L’une des raisons de cette situation pourrait être la pression constante de la droite réactionnaire. Le New York Times, par exemple, voit un lien entre les hésitations de M. Biden et ses mauvais résultats lors de l’élection présidentielle en Floride. Là, Trump avait remporté 51,22 % des voix, alors que les sondages annonçaient Biden gagnant. Les républicains avaient entièrement misé sur une campagne anticommuniste, clamant qu’avec Biden, un « cheval de Troie socialiste » s’immiscerait dans la Maison Blanche. Apparemment, cela a marché ai-delà de la campagne électorale. Selon un sondage publié en mars par le magazine en ligne Politico, quelque 66 % des « Cubano-Américains » interrogés en Floride sont actuellement opposés à l’assouplissement du blocus, contre 36 % seulement il y a six ans. Dans ce contexte, les démocrates craignent qu’un rapprochement avec Cuba ne leur porte préjudice lors des prochaines élections.
La main de la solidarité
Néanmoins, le chef du thinktank religieux « Washington Office on Latin America » (WOLA), Geoff Thale, s’attend à une normalisation progressive des relations avec Cuba. « Ils s’y sont engagés pendant la campagne, et je pense qu’ils vont le faire. L’agenda dépendra de leur évaluation de la politique en Floride et de l’évolution de la politique au Sénat », a déclaré M. Thale à The Hill, l’un des principaux sites d’information politique du pays, le 28 mars.

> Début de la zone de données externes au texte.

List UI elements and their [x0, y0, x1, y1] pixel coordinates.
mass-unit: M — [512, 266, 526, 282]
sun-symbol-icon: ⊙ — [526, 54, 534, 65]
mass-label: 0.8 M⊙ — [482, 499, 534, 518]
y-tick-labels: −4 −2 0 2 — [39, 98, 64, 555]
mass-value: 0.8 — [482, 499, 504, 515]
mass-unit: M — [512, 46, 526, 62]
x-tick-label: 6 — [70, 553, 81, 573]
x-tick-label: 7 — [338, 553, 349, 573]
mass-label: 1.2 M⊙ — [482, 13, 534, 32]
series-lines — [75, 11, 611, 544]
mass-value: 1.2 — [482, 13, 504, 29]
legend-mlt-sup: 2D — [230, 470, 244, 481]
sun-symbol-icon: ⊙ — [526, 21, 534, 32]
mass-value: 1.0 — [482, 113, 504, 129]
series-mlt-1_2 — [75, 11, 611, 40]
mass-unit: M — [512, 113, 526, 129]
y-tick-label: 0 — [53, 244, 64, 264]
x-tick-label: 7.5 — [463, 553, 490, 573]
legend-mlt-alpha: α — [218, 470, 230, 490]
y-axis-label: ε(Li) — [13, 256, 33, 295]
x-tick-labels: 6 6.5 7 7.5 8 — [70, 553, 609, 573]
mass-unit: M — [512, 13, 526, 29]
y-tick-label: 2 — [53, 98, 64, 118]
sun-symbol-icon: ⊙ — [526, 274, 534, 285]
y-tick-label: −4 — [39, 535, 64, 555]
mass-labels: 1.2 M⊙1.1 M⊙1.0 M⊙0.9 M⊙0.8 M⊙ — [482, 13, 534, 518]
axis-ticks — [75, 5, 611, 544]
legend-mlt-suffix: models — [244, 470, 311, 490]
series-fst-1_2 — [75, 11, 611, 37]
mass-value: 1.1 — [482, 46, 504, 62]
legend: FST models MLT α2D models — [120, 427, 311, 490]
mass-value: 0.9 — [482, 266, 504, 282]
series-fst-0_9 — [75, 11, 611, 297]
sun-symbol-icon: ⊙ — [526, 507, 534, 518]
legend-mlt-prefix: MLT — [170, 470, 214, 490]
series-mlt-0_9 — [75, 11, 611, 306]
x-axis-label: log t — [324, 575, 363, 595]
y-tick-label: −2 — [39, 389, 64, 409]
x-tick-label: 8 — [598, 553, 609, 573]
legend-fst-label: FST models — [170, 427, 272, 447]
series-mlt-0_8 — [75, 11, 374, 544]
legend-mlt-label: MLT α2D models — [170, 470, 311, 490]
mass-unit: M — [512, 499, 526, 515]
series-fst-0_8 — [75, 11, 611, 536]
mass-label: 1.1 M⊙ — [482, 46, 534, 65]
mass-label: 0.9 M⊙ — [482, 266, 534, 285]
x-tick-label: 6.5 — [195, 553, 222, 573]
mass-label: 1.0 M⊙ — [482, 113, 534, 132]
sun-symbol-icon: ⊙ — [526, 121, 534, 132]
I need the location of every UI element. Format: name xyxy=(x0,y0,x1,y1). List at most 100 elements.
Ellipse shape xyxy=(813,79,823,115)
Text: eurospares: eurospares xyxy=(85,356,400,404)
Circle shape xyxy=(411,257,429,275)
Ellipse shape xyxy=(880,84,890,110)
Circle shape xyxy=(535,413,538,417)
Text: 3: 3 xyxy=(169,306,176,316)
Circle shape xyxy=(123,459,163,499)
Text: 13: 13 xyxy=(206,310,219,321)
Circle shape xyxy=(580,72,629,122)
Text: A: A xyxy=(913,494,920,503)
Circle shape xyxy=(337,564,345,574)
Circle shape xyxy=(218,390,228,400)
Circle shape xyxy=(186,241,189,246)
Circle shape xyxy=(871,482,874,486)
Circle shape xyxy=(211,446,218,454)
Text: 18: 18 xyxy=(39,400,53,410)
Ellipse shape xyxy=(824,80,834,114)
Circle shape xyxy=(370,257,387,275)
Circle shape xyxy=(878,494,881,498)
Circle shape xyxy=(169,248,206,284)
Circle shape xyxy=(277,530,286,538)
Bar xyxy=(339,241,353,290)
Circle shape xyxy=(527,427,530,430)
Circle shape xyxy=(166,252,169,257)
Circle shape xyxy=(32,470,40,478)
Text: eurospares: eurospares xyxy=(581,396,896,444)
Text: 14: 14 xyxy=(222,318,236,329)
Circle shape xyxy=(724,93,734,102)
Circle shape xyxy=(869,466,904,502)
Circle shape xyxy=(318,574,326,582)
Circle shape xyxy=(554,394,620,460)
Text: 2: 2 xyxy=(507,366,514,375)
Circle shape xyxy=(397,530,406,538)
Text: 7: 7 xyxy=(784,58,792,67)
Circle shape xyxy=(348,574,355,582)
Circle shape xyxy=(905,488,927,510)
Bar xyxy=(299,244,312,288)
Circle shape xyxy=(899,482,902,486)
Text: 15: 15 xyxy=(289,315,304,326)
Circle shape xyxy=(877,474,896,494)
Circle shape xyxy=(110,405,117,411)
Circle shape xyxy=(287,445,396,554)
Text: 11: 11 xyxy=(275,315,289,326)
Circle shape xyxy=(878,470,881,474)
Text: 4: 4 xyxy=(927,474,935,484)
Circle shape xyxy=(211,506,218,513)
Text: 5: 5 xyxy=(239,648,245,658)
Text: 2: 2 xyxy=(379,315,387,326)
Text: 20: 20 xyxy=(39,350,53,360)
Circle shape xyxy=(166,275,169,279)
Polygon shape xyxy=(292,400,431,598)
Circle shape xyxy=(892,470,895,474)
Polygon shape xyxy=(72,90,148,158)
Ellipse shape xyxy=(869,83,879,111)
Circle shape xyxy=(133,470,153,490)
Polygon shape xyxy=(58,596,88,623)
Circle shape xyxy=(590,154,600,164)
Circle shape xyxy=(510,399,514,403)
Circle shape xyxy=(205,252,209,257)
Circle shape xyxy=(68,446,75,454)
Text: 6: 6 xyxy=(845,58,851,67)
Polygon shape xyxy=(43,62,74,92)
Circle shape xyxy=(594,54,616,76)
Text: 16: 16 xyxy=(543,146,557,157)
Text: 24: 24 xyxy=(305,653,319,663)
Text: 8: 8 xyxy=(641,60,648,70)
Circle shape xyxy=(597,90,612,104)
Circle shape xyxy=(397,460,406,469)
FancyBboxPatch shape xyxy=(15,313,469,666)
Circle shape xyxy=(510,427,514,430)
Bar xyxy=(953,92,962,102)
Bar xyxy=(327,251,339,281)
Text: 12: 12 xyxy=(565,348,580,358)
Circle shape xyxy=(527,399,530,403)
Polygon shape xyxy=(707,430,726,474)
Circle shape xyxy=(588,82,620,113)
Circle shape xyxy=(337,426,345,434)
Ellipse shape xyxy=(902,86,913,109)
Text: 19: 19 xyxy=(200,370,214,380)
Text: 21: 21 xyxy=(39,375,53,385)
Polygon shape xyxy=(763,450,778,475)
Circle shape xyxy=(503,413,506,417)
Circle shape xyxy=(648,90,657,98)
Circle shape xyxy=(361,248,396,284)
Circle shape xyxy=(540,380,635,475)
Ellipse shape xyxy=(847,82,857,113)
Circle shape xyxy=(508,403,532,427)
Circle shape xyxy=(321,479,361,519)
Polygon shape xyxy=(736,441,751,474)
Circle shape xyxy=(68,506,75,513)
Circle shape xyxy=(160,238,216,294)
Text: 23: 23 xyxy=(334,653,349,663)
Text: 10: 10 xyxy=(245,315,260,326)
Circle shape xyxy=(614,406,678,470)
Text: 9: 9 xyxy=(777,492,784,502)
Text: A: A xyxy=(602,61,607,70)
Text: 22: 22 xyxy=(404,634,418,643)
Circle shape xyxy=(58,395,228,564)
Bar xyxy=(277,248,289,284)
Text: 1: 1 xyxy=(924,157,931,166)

Début mars, 75 membres démocrates du Congrès s’étaient déjà adressés à Biden dans une lettre lui demandant d’abandonner la politique cubaine “draconienne” de l’administration Trump, de revenir à la diplomatie et de mettre fin au blocus imposé il y a près de 60 ans.
Carlos Lazo met également en garde contre une attente trop longue. Dans une lettre ouverte adressée à Biden à la mi-mars, ce citoyen américain d’origine cubaine, qui a servi dans l’armée des États-Unis pendant la guerre d’Irak, a appelé Biden à tenir sa promesse de campagne et de mettre fin au blocus . Il a déclaré qu’il s’agissait, en pleine pandémie, de tendre « la main de la solidarité » au peuple cubain. M. Lazo, qui travaille aujourd’hui comme enseignant à Seattle, fait référence à une pétition en ligne toujours adressée à Trump. Celle-ci demande que les « restrictions économiques » imposées à Cuba soient suspendues, au moins pendant la pandémie. Elle a été signée à ce jour par plus de 17 000 personnes. Plusieurs milliers de personnes des États-Unis et de Cuba ont également participé à une campagne de photos sur le site Noembargocuba. com. Ils adressent ainsi une demande au chef de l’État : « Président Biden, veuillez mettre fin à l’embargo sur Cuba ! »
Que signifie concrètement le blocus ? Un exemple
L’Institut Cubain du Vaccin Finlay est actuellement en phase finale de test de plusieurs vaccins contre le COVID-19. Pour produire ces vaccins, il a besoin d’une quantité importante de matières premières, dont beaucoup proviennent des États-Unis. L’institut a effectué 15 opérations compliquées entre avril 2019 et mars 2020 pour importer des marchandises des États-Unis par l’intermédiaire de fournisseurs de pays tiers. Cela a coûté 894 693 dollars. L’institution cubaine aurait économisé environ 178 938 dollars si elle avait pu réaliser ces transactions directement avec une entreprise américaine. Cela signifie un coût supplémentaire de 20 %.